Platforms on which to write about books for a general audience are vanishing fast. Most of the readers drawn to such publications want to be informed of the best new books and to read criticism that enhances their understanding of and appreciation for those books.

So there’s a solid marketing rationale for not publishing negative reviews. But marketing isn’t aesthetics, and it simply isn’t true that a negative review is automatically likely to be less interesting or worthwhile or revelatory than a positive one. On the contrary, I would argue that the irrelevance of literary fiction is not only a cause, but a result of the depressing process whereby reviewing, advocacy and marketing blur into a seamless whole.

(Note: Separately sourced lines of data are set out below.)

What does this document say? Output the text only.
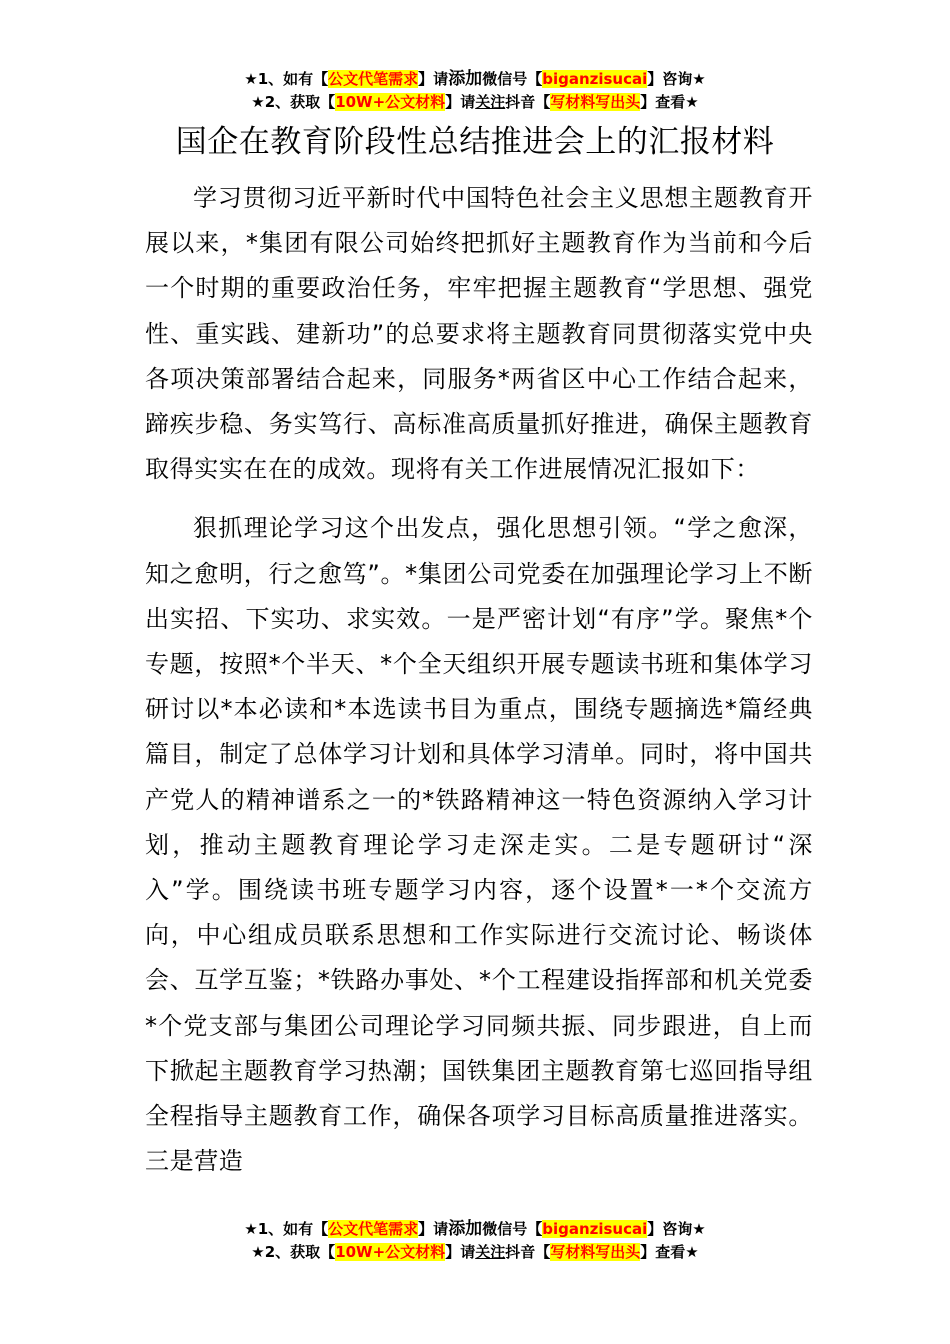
★1、如有【公文代笔需求】请添加微信号【biganzisucai】咨询★
★2、获取【10W+公文材料】请关注抖音【写材料写出头】查看★
国企在教育阶段性总结推进会上的汇报材料

学习贯彻习近平新时代中国特色社会主义思想主题教育开展以来，*集团有限公司始终把抓好主题教育作为当前和今后一个时期的重要政治任务，牢牢把握主题教育“学思想、强党性、重实践、建新功”的总要求将主题教育同贯彻落实党中央各项决策部署结合起来，同服务*两省区中心工作结合起来，蹄疾步稳、务实笃行、高标准高质量抓好推进，确保主题教育取得实实在在的成效。现将有关工作进展情况汇报如下：

狠抓理论学习这个出发点，强化思想引领。“学之愈深，知之愈明，行之愈笃”。*集团公司党委在加强理论学习上不断出实招、下实功、求实效。一是严密计划“有序”学。聚焦*个专题，按照*个半天、*个全天组织开展专题读书班和集体学习研讨以*本必读和*本选读书目为重点，围绕专题摘选*篇经典篇目，制定了总体学习计划和具体学习清单。同时，将中国共产党人的精神谱系之一的*铁路精神这一特色资源纳入学习计划，推动主题教育理论学习走深走实。二是专题研讨“深入”学。围绕读书班专题学习内容，逐个设置*一*个交流方向，中心组成员联系思想和工作实际进行交流讨论、畅谈体会、互学互鉴；*铁路办事处、*个工程建设指挥部和机关党委*个党支部与集团公司理论学习同频共振、同步跟进，自上而下掀起主题教育学习热潮；国铁集团主题教育第七巡回指导组全程指导主题教育工作，确保各项学习目标高质量推进落实。三是营造

★1、如有【公文代笔需求】请添加微信号【biganzisucai】咨询★
★2、获取【10W+公文材料】请关注抖音【写材料写出头】查看★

Miller argues that proponents of negative reviewing are nostalgic for the days when lit. fic. mattered—but surely positive reviewers rather desperately shining sunshine up the butt of the latest new, new lit sensation are also trying to bring back those older, sunnier days. I don’t know that reviews of whatever sort will necessarily help get us back there. It wouldn’t hurt, though, to realize that critical writing is worthwhile or not because of the thought, the genius, and the prose that goes into it, not because of the book it’s based on, or the hits it generates, or its position pro or con.